Der 1. Band der Lou-und-Will-Reihe! Der Plot wurde sehr einfühlsam erarbeitet. Faszinierend empfand ich die Romanidee dahingehend, dass zwei sehr gegensätzliche Charaktere aufeinanderprallen und einen Blick in die Welt des jeweils anderen erhaschen und aus Grund dieser Tatsache sich ihr Leben nachhaltig verändert. Die Figuren wurden facettenreich und authentisch erarbeitet. Besonders ans Herz gewachsen ist mir die Figur der Lou, die es mit einer jüngeren, aber intelligenteren Schwester nicht immer einfach hatte und immer eher die zweite Geige spielen musste. Doch schafft es tatsächlich Will, der sein eigenes Leben schon aufgegeben hat, ihr einen neuen, erweiterten Blickpunkt auf ihr Leben zu ermöglichen und zeigt ihr Dinge auf, von denen sie nicht zu träumen wagte und auch Will, der anfänglich sehr verbohrt ist und seinen Zorn und seine Frustration an seiner gesamten Umwelt auslässt, wird immer mehr zu einem Menschen, der auf andere eingeht und der immer einfühlsamer auf die Gefühle seiner Mitmenschen reagiert.

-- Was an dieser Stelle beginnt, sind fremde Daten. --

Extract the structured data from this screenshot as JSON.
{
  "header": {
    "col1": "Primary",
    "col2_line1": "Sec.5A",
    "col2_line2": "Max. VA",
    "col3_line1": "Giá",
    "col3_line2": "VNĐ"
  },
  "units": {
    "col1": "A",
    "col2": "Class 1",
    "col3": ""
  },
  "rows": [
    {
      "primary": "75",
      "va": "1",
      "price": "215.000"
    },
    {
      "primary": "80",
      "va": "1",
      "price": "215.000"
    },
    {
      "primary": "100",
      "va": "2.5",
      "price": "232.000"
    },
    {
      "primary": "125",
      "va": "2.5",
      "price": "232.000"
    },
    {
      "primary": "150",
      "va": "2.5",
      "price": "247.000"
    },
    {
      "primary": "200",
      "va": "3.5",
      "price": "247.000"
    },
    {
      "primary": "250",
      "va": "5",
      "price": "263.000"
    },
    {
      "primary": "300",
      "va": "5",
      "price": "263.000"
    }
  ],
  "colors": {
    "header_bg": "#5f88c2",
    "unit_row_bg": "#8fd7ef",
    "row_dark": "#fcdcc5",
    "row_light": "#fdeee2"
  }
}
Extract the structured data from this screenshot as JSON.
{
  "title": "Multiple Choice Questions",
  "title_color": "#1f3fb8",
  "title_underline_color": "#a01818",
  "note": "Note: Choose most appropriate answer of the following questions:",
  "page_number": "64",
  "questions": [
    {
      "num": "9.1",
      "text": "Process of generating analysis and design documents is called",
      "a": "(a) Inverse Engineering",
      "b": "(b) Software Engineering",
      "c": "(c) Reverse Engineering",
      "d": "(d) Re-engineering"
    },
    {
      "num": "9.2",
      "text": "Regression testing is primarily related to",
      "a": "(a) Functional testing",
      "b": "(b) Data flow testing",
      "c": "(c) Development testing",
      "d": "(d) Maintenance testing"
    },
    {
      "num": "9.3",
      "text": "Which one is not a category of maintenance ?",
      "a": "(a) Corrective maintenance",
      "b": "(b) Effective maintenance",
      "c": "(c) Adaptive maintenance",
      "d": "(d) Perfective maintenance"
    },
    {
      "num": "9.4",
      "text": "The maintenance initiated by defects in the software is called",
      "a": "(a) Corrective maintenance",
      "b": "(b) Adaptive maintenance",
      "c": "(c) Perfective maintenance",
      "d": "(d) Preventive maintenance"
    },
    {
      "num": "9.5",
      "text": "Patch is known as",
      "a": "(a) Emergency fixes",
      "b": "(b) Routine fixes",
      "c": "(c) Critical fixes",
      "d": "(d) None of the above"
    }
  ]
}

Die Sprecher, allen voran Luise Helm, schafften es mit einer Dynamik und einem Einfühlungsvermögen, dass ich mit den Figuren gelitten und gelacht habe und ja, ich habe bittere Tränen geweint, denn es fühlte mich so real an, so als wäre ich tatsächlich dabei, dass ich einfach nicht anders konnte. Abschließend kann ich sagen, dass es sich um ein tief emotionales und dennoch hoffnungsvolles Buch handelt, dass mit einem sehr einfühlsamen Plot, faszinierenden Charakteren und einem sehr eingehenden Schreibstil aufwartet und ich es kaum erwarten kann, die Fortsetzung "Ein ganz neues Leben" in die Finger zu bekommen.